The California Public Employees' Retirement System, the biggest U.S. public pension fund, said on Monday it posted a 12.5 percent return on its assets for the 12 months ended June 30, outperforming its benchmark by 1.5 percentage points.
The pension fund, whose assets are worth about $260 billion, said its global public equity and real estate holdings propelled much of the gain.
"Investments in domestic and international stocks returned 19 percent, outperforming the CalPERS custom public equity benchmark by nearly one percentage point," the fund said in a statement.

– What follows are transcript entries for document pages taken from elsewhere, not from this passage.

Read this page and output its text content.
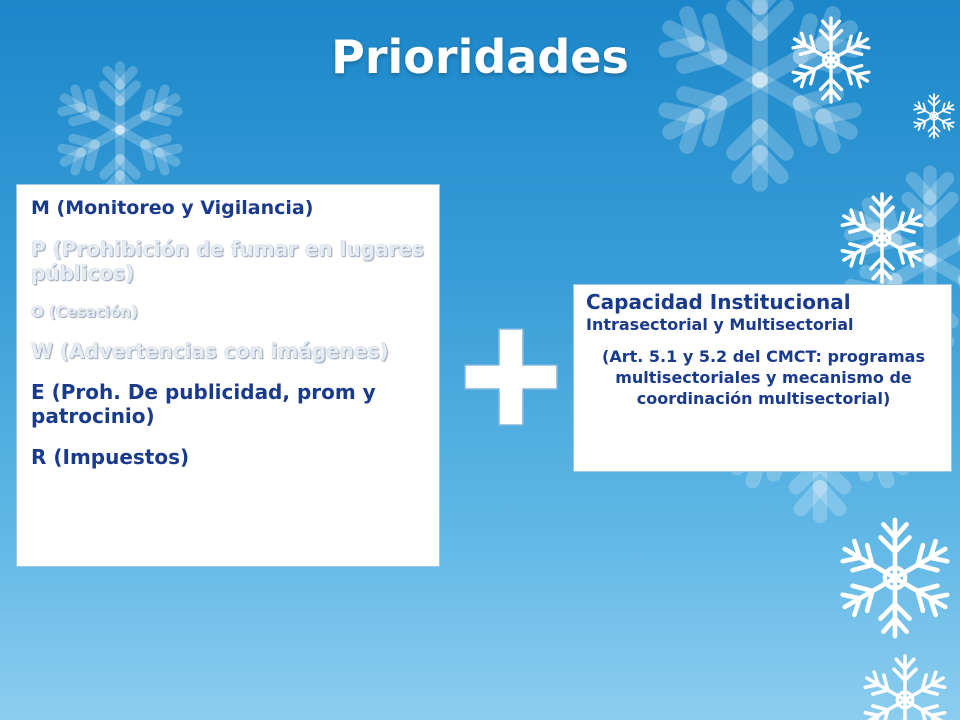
Prioridades
M (Monitoreo y Vigilancia)
P (Prohibición de fumar en lugares públicos)
O (Cesación)
W (Advertencias con imágenes)
E (Proh. De publicidad, prom y patrocinio)
R (Impuestos)
Capacidad Institucional
Intrasectorial y Multisectorial
(Art. 5.1 y 5.2 del CMCT: programas multisectoriales y mecanismo de coordinación multisectorial)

"Investments in income-generating real properties like office, industrial and retail assets returned 11.2 percent, outperforming the Pension Fund's real estate benchmark by 1.4 percent," the fund added.
The value of the pension's fund's assets is hovering near its peak of about $260 billion set in October 2007. It sank to about $160 billion during the financial crisis.

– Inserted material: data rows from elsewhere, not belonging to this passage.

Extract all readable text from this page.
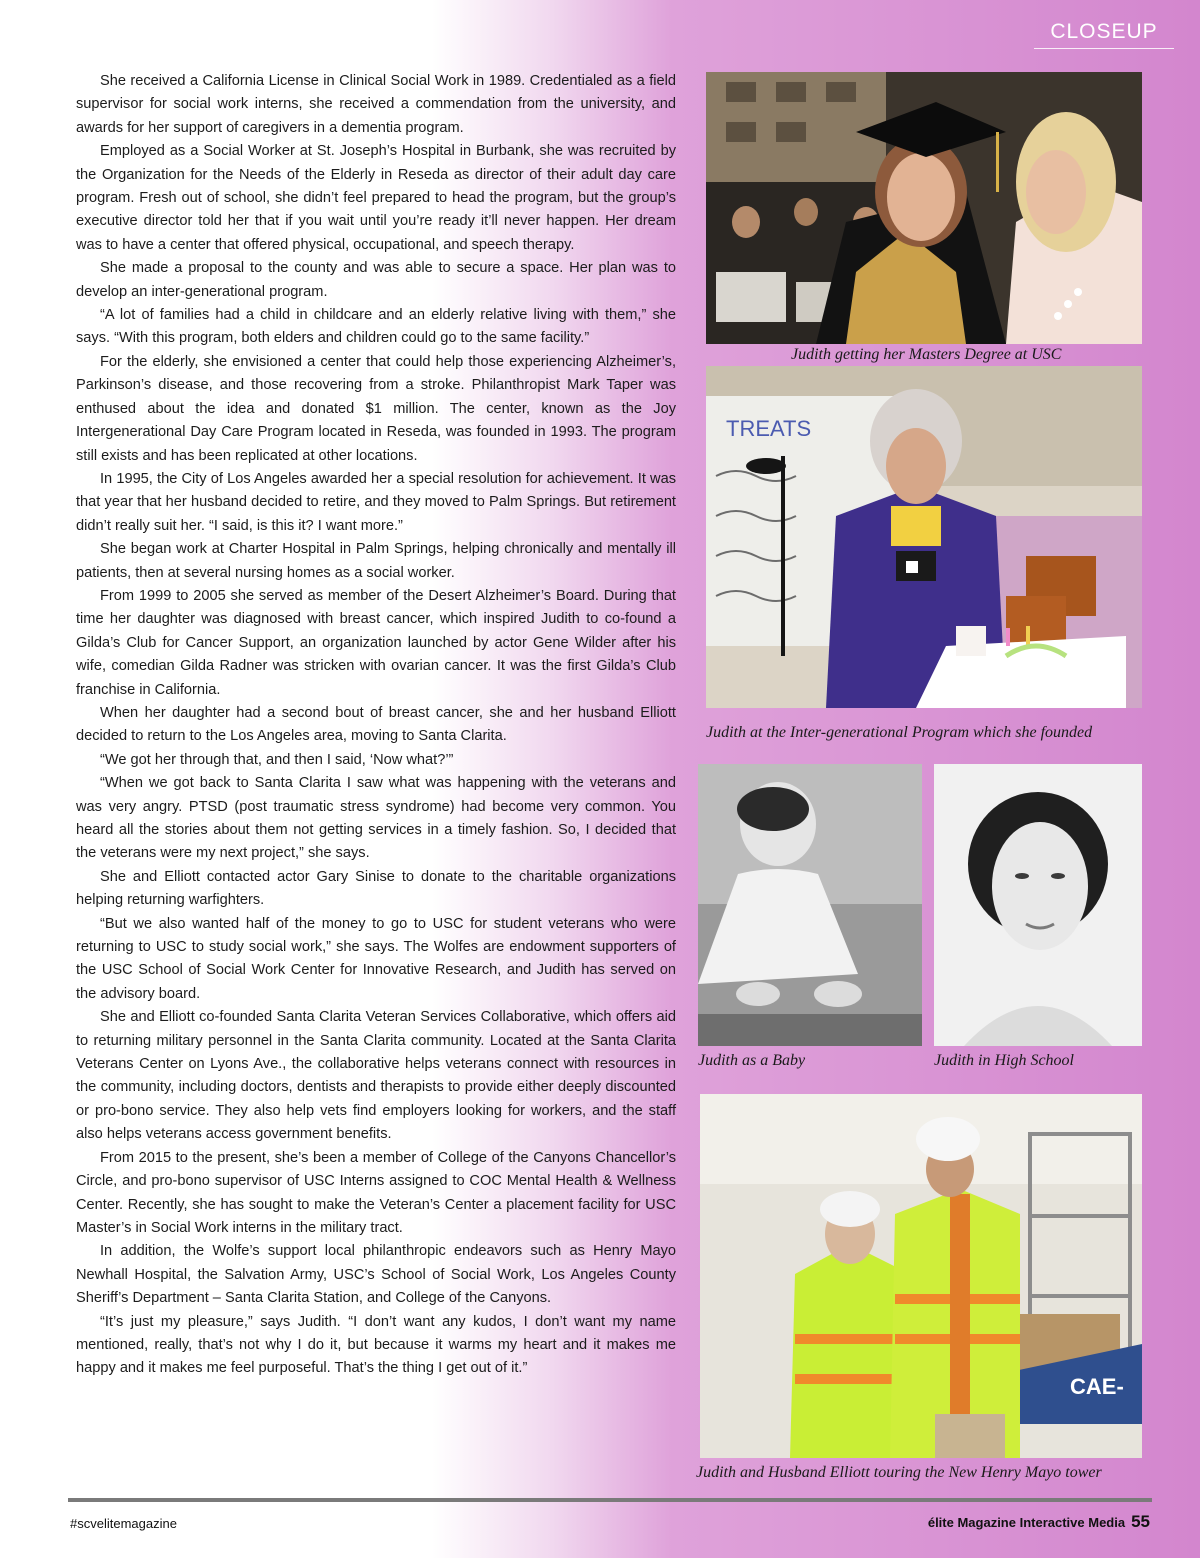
CLOSEUP

She received a California License in Clinical Social Work in 1989. Credentialed as a field supervisor for social work interns, she received a commendation from the university, and awards for her support of caregivers in a dementia program.

Employed as a Social Worker at St. Joseph’s Hospital in Burbank, she was recruited by the Organization for the Needs of the Elderly in Reseda as director of their adult day care program. Fresh out of school, she didn’t feel prepared to head the program, but the group’s executive director told her that if you wait until you’re ready it’ll never happen. Her dream was to have a center that offered physical, occupational, and speech therapy.

She made a proposal to the county and was able to secure a space. Her plan was to develop an inter-generational program.

“A lot of families had a child in childcare and an elderly relative living with them,” she says. “With this program, both elders and children could go to the same facility.”

For the elderly, she envisioned a center that could help those experiencing Alzheimer’s, Parkinson’s disease, and those recovering from a stroke. Philanthropist Mark Taper was enthused about the idea and donated $1 million. The center, known as the Joy Intergenerational Day Care Program located in Reseda, was founded in 1993. The program still exists and has been replicated at other locations.

In 1995, the City of Los Angeles awarded her a special resolution for achievement. It was that year that her husband decided to retire, and they moved to Palm Springs. But retirement didn’t really suit her. “I said, is this it? I want more.”

She began work at Charter Hospital in Palm Springs, helping chronically and mentally ill patients, then at several nursing homes as a social worker.

From 1999 to 2005 she served as member of the Desert Alzheimer’s Board. During that time her daughter was diagnosed with breast cancer, which inspired Judith to co-found a Gilda’s Club for Cancer Support, an organization launched by actor Gene Wilder after his wife, comedian Gilda Radner was stricken with ovarian cancer. It was the first Gilda’s Club franchise in California.

When her daughter had a second bout of breast cancer, she and her husband Elliott decided to return to the Los Angeles area, moving to Santa Clarita.

“We got her through that, and then I said, ‘Now what?’”

“When we got back to Santa Clarita I saw what was happening with the veterans and was very angry. PTSD (post traumatic stress syndrome) had become very common. You heard all the stories about them not getting services in a timely fashion. So, I decided that the veterans were my next project,” she says.

She and Elliott contacted actor Gary Sinise to donate to the charitable organizations helping returning warfighters.

“But we also wanted half of the money to go to USC for student veterans who were returning to USC to study social work,” she says. The Wolfes are endowment supporters of the USC School of Social Work Center for Innovative Research, and Judith has served on the advisory board.

She and Elliott co-founded Santa Clarita Veteran Services Collaborative, which offers aid to returning military personnel in the Santa Clarita community. Located at the Santa Clarita Veterans Center on Lyons Ave., the collaborative helps veterans connect with resources in the community, including doctors, dentists and therapists to provide either deeply discounted or pro-bono service. They also help vets find employers looking for workers, and the staff also helps veterans access government benefits.

From 2015 to the present, she’s been a member of College of the Canyons Chancellor’s Circle, and pro-bono supervisor of USC Interns assigned to COC Mental Health & Wellness Center. Recently, she has sought to make the Veteran’s Center a placement facility for USC Master’s in Social Work interns in the military tract.

In addition, the Wolfe’s support local philanthropic endeavors such as Henry Mayo Newhall Hospital, the Salvation Army, USC’s School of Social Work, Los Angeles County Sheriff’s Department – Santa Clarita Station, and College of the Canyons.

“It’s just my pleasure,” says Judith. “I don’t want any kudos, I don’t want my name mentioned, really, that’s not why I do it, but because it warms my heart and it makes me happy and it makes me feel purposeful. That’s the thing I get out of it.”

Judith getting her Masters Degree at USC
TREATS
Judith at the Inter-generational Program which she founded
Judith as a Baby	Judith in High School
CAE-
Judith and Husband Elliott touring the New Henry Mayo tower
#scvelitemagazine	élite Magazine Interactive Media 55
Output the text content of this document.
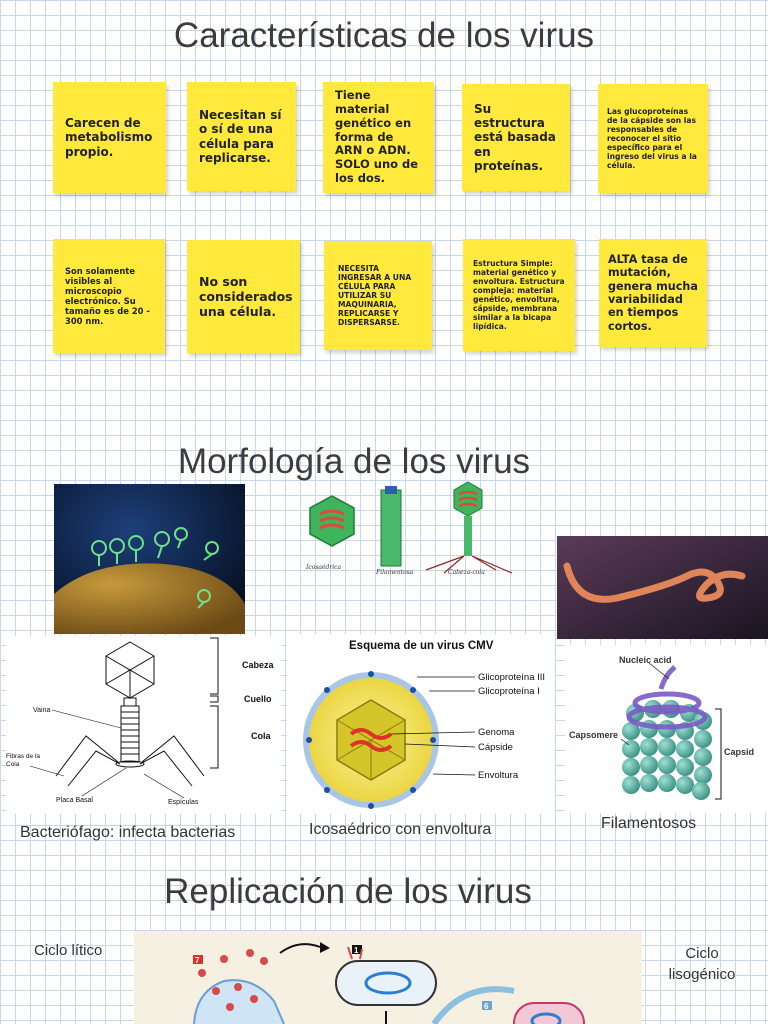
Características de los virus
Carecen de metabolismo propio.
Necesitan sí o sí de una célula para replicarse.
Tiene material genético en forma de ARN o ADN. SOLO uno de los dos.
Su estructura está basada en proteínas.
Las glucoproteínas de la cápside son las responsables de reconocer el sitio específico para el ingreso del virus a la célula.
Son solamente visibles al microscopio electrónico. Su tamaño es de 20 - 300 nm.
No son considerados una célula.
NECESITA INGRESAR A UNA CÉLULA PARA UTILIZAR SU MAQUINARIA, REPLICARSE Y DISPERSARSE.
Estructura Simple: material genético y envoltura. Estructura compleja: material genético, envoltura, cápside, membrana similar a la bicapa lipídica.
ALTA tasa de mutación, genera mucha variabilidad en tiempos cortos.
Morfología de los virus
Icosaédrica
Filamentosa	Cabeza-cola
Cabeza
Cuello
Cola
Vaina
Placa Basal	Espículas
Fibras de la Cola
Esquema de un virus CMV
Glicoproteína III
Glicoproteína I
Genoma
Cápside
Envoltura
Nucleic acid
Capsomere
Capsid
Bacteriófago: infecta bacterias	Icosaédrico con envoltura	Filamentosos
Replicación de los virus
Ciclo lítico	Ciclo lisogénico
7
1
6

At 12.5 percent, the fund's return for the most recent 12-month period exceeded its target 7.5 percent rate of return, which is used to set contribution levels to the retirement system for government agency employers.

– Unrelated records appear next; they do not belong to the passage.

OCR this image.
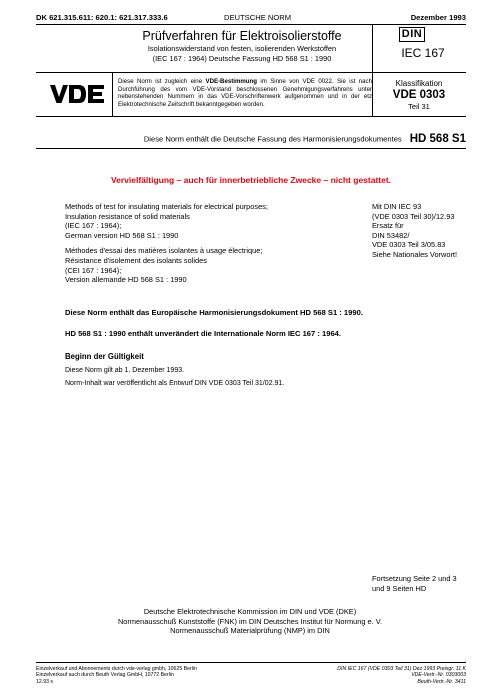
DK 621.315.611: 620.1: 621.317.333.6	DEUTSCHE NORM	Dezember 1993
Prüfverfahren für Elektroisolierstoffe
Isolationswiderstand von festen, isolierenden Werkstoffen
(IEC 167 : 1964) Deutsche Fassung HD 568 S1 : 1990
DIN
IEC 167
Diese Norm ist zugleich eine VDE-Bestimmung im Sinne von VDE 0022. Sie ist nach Durchführung des vom VDE-Vorstand beschlossenen Genehmigungsverfahrens unter nebenstehenden Nummern in das VDE-Vorschriftenwerk aufgenommen und in der etz Elektrotechnische Zeitschrift bekanntgegeben worden.
Klassifikation
VDE 0303
Teil 31
Diese Norm enthält die Deutsche Fassung des Harmonisierungsdokumentes HD 568 S1
Vervielfältigung – auch für innerbetriebliche Zwecke – nicht gestattet.
Methods of test for insulating materials for electrical purposes;
Insulation resistance of solid materials
(IEC 167 : 1964);
German version HD 568 S1 : 1990
Méthodes d'essai des matières isolantes à usage électrique;
Résistance d'isolement des isolants solides
(CEI 167 : 1964);
Version allemande HD 568 S1 : 1990
Mit DIN IEC 93
(VDE 0303 Teil 30)/12.93
Ersatz für
DIN 53482/
VDE 0303 Teil 3/05.83
Siehe Nationales Vorwort!
Diese Norm enthält das Europäische Harmonisierungsdokument HD 568 S1 : 1990.
HD 568 S1 : 1990 enthält unverändert die Internationale Norm IEC 167 : 1964.
Beginn der Gültigkeit
Diese Norm gilt ab 1. Dezember 1993.
Norm-Inhalt war veröffentlicht als Entwurf DIN VDE 0303 Teil 31/02.91.
Fortsetzung Seite 2 und 3
und 9 Seiten HD
Deutsche Elektrotechnische Kommission im DIN und VDE (DKE)
Normenausschuß Kunststoffe (FNK) im DIN Deutsches Institut für Normung e. V.
Normenausschuß Materialprüfung (NMP) im DIN
Einzelverkauf und Abonnements durch vde-verlag gmbh, 10625 Berlin
Einzelverkauf auch durch Beuth Verlag GmbH, 10772 Berlin
12.93 s
DIN IEC 167 (VDE 0303 Teil 31) Dez 1993 Preisgr. 11 K
VDE-Vertr.-Nr. 0303003
Beuth-Vertr.-Nr. 3411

Those rates will be calculated based on audited figures and will appear in contribution levels for state agency employers in fiscal 2014-15 and for contracting cities, counties and special districts in fiscal 2015-16, the pension fund said.
Public pension costs have become a growing concern for governments across the nation amid lean revenue. In California, state leaders approved legislation last year aimed at reining in pension expenses after voters in San Diego and San Jose, the state's second- and third-biggest cities, approved measures to clamp down on local pension costs.